Ce jour-là, l’armée quadrille Paris et sa banlieue. Consigne a été donnée de réprimer systématiquement les grévistes. Le mouvement, particulièrement suivi dans l’industrie, fut faible chez les cheminots et les enseignants, inexistant dans les services publics en raison des réquisitions. Le manque de préparation de la grève, le temps laissé au gouvernement et au patronat pour mettre sur pied la répression furent les causes principales de l’échec de ce mouvement.

Dès le lendemain, la répression s’abat : 800 000 ouvriers sont licenciés temporairement ou définitivement, soit près de 10 % de la population ouvrière. Le réembauchage permet au patronat d’écarter les militants et responsables syndicaux. En janvier 1939, on estime à environ 15 000 le nombre de militants syndicaux toujours sans emploi. À cela s’ajoutent aussi les poursuites judiciaires pour plus de 500 d’entre eux. On assiste à une véritable « Saint-Barthélemy des militants ».

La grève du 30 novembre 1938 sonne le glas de la puissance syndicale et la rupture avec l’État. En 1939, les effectifs de la CGT reculent dans une proportion de 25 %. L’affaiblissement est tel qu’il n’y a pas d’appel à chômer le 1er mai 1939, par peur des représailles.
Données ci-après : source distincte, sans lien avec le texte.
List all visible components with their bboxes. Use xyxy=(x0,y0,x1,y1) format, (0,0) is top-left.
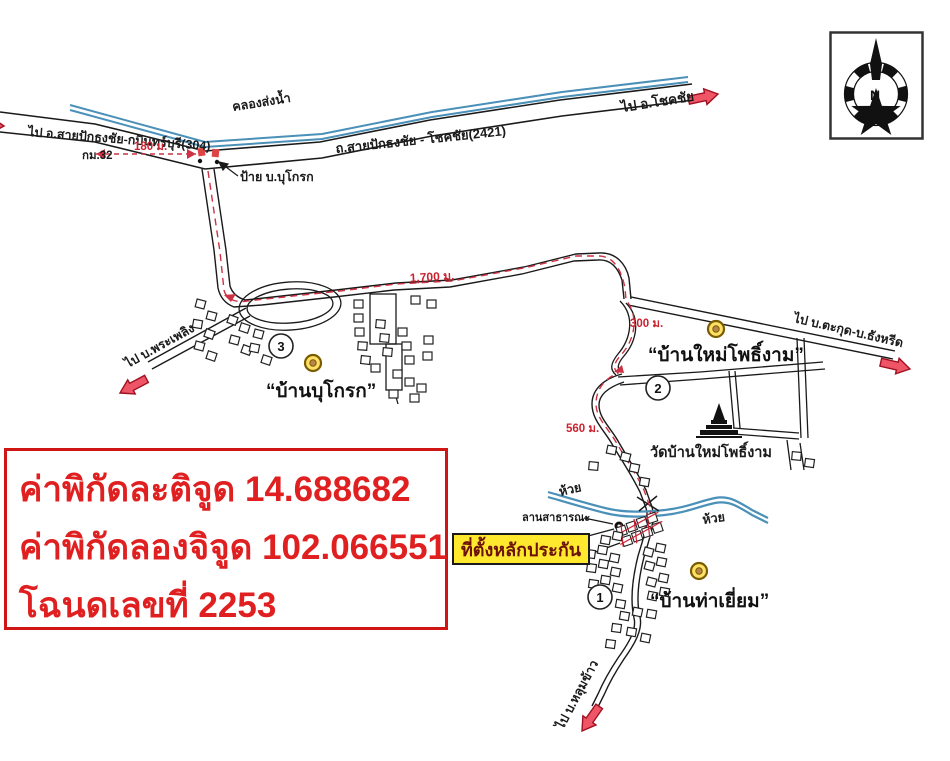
house-square xyxy=(194,341,205,351)
house-square xyxy=(227,315,238,326)
house-square xyxy=(405,356,414,364)
house-square xyxy=(646,577,657,587)
label-sign-bukrok: ป้าย บ.บุโกรก xyxy=(240,169,314,185)
house-square xyxy=(376,320,386,329)
label-village-bukrok: “บ้านบุโกรก” xyxy=(266,379,376,403)
circled-marker-3: 3 xyxy=(269,334,293,358)
house-square xyxy=(393,370,402,378)
house-square xyxy=(589,462,599,471)
house-square xyxy=(253,329,264,339)
deed-line: โฉนดเลขที่ 2253 xyxy=(19,577,445,635)
house-square xyxy=(427,300,436,308)
house-square xyxy=(612,531,622,541)
house-square xyxy=(204,329,215,340)
circled-marker-2: 2 xyxy=(646,376,670,400)
svg-text:2: 2 xyxy=(654,381,661,396)
house-square xyxy=(597,545,607,554)
latitude-line: ค่าพิกัดละติจูด 14.688682 xyxy=(19,461,445,519)
label-to-lumkhao: ไป บ.หลุมข้าว xyxy=(551,657,602,733)
house-square xyxy=(626,627,636,636)
map-canvas: 3 2 1 N ไป อ.สายปักธงชัย-กบินทร์บุรี(304… xyxy=(0,0,950,761)
collateral-site-label: ที่ตั้งหลักประกัน xyxy=(452,533,590,565)
house-square xyxy=(405,378,414,386)
house-square xyxy=(239,323,250,333)
house-square xyxy=(610,567,620,577)
label-to-phraphloeng: ไป บ.พระเพลิง xyxy=(120,320,196,371)
house-square xyxy=(206,311,217,321)
label-d1700: 1,700 ม. xyxy=(409,269,454,285)
longitude-line: ค่าพิกัดลองจิจูด 102.066551 xyxy=(19,519,445,577)
house-square xyxy=(598,559,608,568)
label-d560: 560 ม. xyxy=(566,423,599,435)
compass-rose: N xyxy=(831,33,923,139)
house-square xyxy=(410,394,419,402)
svg-text:1: 1 xyxy=(596,590,603,605)
house-square xyxy=(417,384,426,392)
house-square xyxy=(600,575,610,584)
label-to-304: ไป อ.สายปักธงชัย-กบินทร์บุรี(304) xyxy=(26,124,211,154)
village-dot-thayiam xyxy=(691,563,707,579)
house-square xyxy=(402,342,411,350)
label-village-thayiam: “บ้านท่าเยี่ยม” xyxy=(650,587,769,612)
house-square xyxy=(380,334,390,343)
label-village-maipho: “บ้านใหม่โพธิ์งาม” xyxy=(648,340,804,366)
house-square xyxy=(423,352,432,360)
svg-text:3: 3 xyxy=(277,339,284,354)
house-square xyxy=(261,355,272,365)
village-dot-bukrok xyxy=(305,355,321,371)
house-square xyxy=(643,547,654,557)
house-square xyxy=(804,458,814,467)
compass-n-letter: N xyxy=(870,87,880,103)
temple-icon xyxy=(696,403,742,437)
house-square xyxy=(249,343,259,353)
house-square xyxy=(398,328,407,336)
house-square xyxy=(424,336,433,344)
label-to-takut: ไป บ.ตะกุด-บ.ธังหรีด xyxy=(790,310,905,351)
label-km32: กม.32 xyxy=(82,150,113,162)
house-square xyxy=(354,314,363,322)
village-dot-maipho xyxy=(708,321,724,337)
arrow-phraphloeng xyxy=(116,372,150,400)
label-d180: 180 ม. xyxy=(134,141,167,153)
house-square xyxy=(644,561,655,571)
house-square xyxy=(358,342,368,351)
label-canal: คลองส่งน้ำ xyxy=(231,88,292,114)
bridge-marks xyxy=(637,496,659,511)
label-lan-satharana: ลานสาธารณะ xyxy=(522,512,590,524)
house-square xyxy=(655,543,665,553)
house-square xyxy=(206,351,217,361)
label-huai-right: ห้วย xyxy=(701,510,725,527)
house-square xyxy=(611,623,621,632)
house-square xyxy=(354,300,363,308)
house-square xyxy=(192,319,202,328)
house-square xyxy=(632,607,642,617)
house-square xyxy=(658,573,668,583)
house-square xyxy=(609,553,619,563)
label-huai-left: ห้วย xyxy=(558,480,583,499)
house-square xyxy=(606,445,616,455)
house-square xyxy=(639,477,649,486)
circled-marker-1: 1 xyxy=(588,585,612,609)
house-square xyxy=(640,633,650,643)
house-square xyxy=(389,390,398,398)
house-square xyxy=(361,356,371,365)
map-drawing: 3 2 1 N ไป อ.สายปักธงชัย-กบินทร์บุรี(304… xyxy=(0,0,950,761)
house-square xyxy=(619,611,629,620)
house-square xyxy=(792,452,802,461)
house-square xyxy=(229,335,240,345)
house-square xyxy=(600,535,610,544)
house-square xyxy=(615,599,625,608)
house-square xyxy=(383,348,393,357)
house-square xyxy=(411,296,420,304)
sign-leader xyxy=(219,162,238,176)
house-square xyxy=(371,364,380,372)
house-square xyxy=(355,328,364,336)
label-d300: 300 ม. xyxy=(630,318,663,330)
arrow-lumkhao xyxy=(575,702,605,736)
house-square xyxy=(620,452,631,462)
house-square xyxy=(629,463,639,473)
house-square xyxy=(195,299,206,309)
house-square xyxy=(605,639,615,648)
coordinate-info-box: ค่าพิกัดละติจูด 14.688682 ค่าพิกัดลองจิจ… xyxy=(4,448,448,630)
label-temple: วัดบ้านใหม่โพธิ์งาม xyxy=(650,441,772,461)
house-square xyxy=(656,557,666,567)
house-square xyxy=(612,583,622,593)
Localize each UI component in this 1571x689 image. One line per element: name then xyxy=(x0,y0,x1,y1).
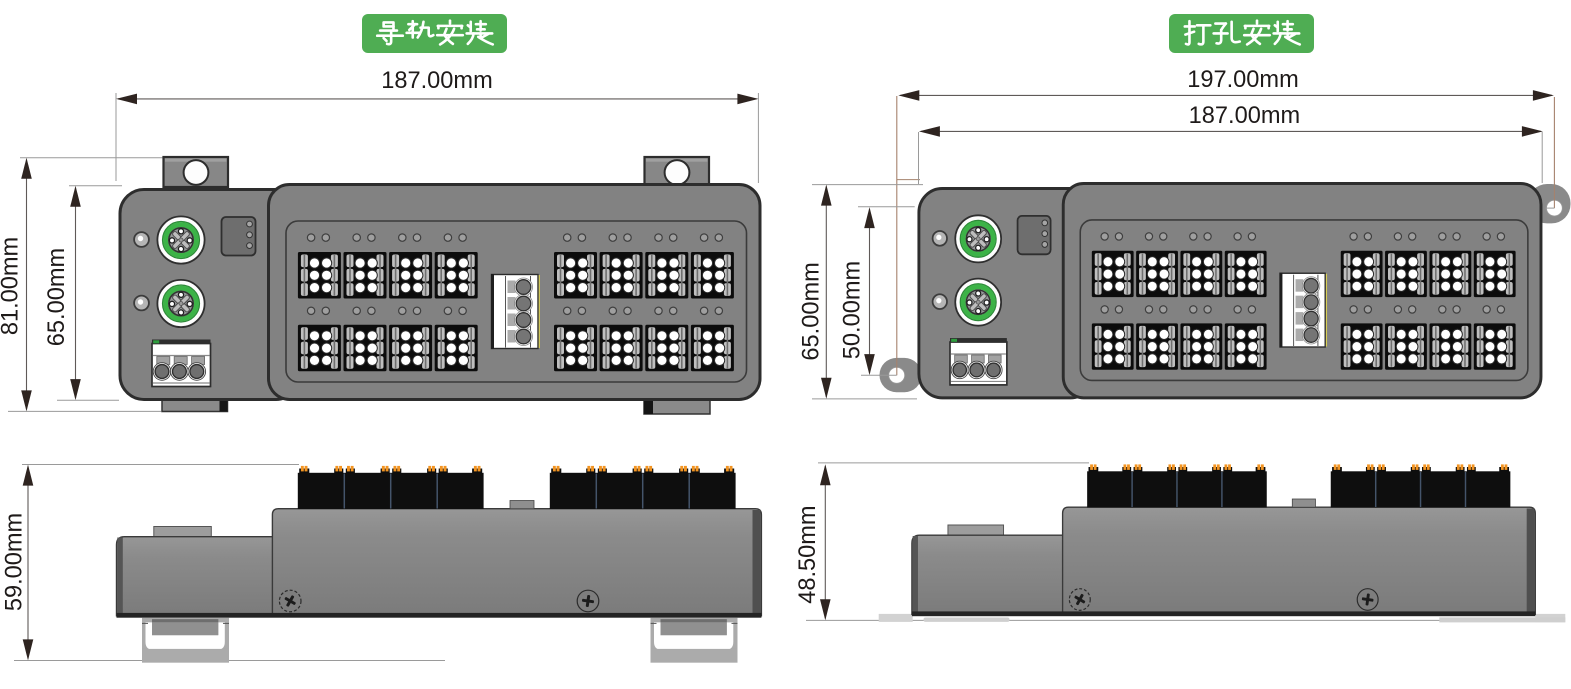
svg-text:65.00mm: 65.00mm xyxy=(799,262,825,360)
svg-text:197.00mm: 197.00mm xyxy=(1187,67,1298,93)
svg-text:187.00mm: 187.00mm xyxy=(381,68,492,94)
svg-text:187.00mm: 187.00mm xyxy=(1189,103,1300,129)
svg-text:59.00mm: 59.00mm xyxy=(2,513,28,611)
svg-text:48.50mm: 48.50mm xyxy=(795,505,821,603)
svg-text:81.00mm: 81.00mm xyxy=(0,237,24,335)
svg-text:50.00mm: 50.00mm xyxy=(840,261,866,359)
svg-text:65.00mm: 65.00mm xyxy=(44,248,70,346)
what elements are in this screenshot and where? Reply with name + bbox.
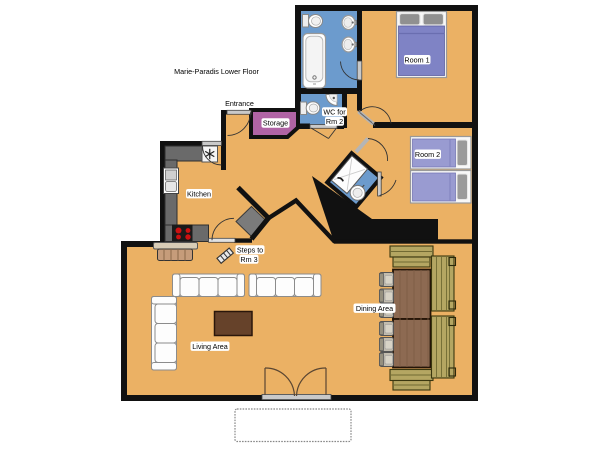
svg-text:Dining Area: Dining Area	[356, 304, 393, 313]
svg-text:Steps to: Steps to	[237, 246, 263, 255]
svg-text:Living Area: Living Area	[192, 342, 228, 351]
svg-text:Kitchen: Kitchen	[187, 189, 211, 198]
svg-text:WC for: WC for	[323, 108, 346, 117]
svg-text:Marie-Paradis Lower Floor: Marie-Paradis Lower Floor	[174, 67, 259, 76]
svg-text:Rm 3: Rm 3	[240, 255, 257, 264]
svg-text:Room 2: Room 2	[415, 150, 440, 159]
svg-text:Rm 2: Rm 2	[326, 117, 343, 126]
svg-text:Storage: Storage	[263, 119, 288, 128]
svg-text:Room 1: Room 1	[404, 55, 429, 64]
svg-text:Entrance: Entrance	[225, 99, 254, 108]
L’enthousiasme et la joie ont cédé la place au désenchantement et au désarroi. La signature du pacte germano-soviétique en août 1939 sème un peu plus le trouble et sert de prétexte à l’exclusion des militants communistes de la CGT le 18 septembre 1939. Soit quinze jours après l’entrée en guerre de la France.

Le 10 mai 1940, l’Allemagne nazie lance son offensive à l’Ouest et impose rapidement une déroute à l’armée française. Le 14 juin, les allemands sont à Paris. Philippe Pétain, nommé chef de gouvernement, signe l’armistice le 22 juin à Compiègne. Le 11 juillet, « l’État français » est proclamé à Vichy. Ce régime dictatorial, dans lequel Pétain concentre tous les pouvoirs, prend immédiatement des mesures antisémites, s’engage dans la collaboration avec l’Allemagne nazie, dissous les organisations syndicales, interdit les grèves et instaure le syndicat unique, tandis que les arrestations et les procès des militants syndicaux et politiques se multiplient.

Une page de l’histoire sociale se tourne, un autre chapitre débute. L’heure est désormais à la Résistance contre l’occupant et les collaborateurs, en attendant la Libération.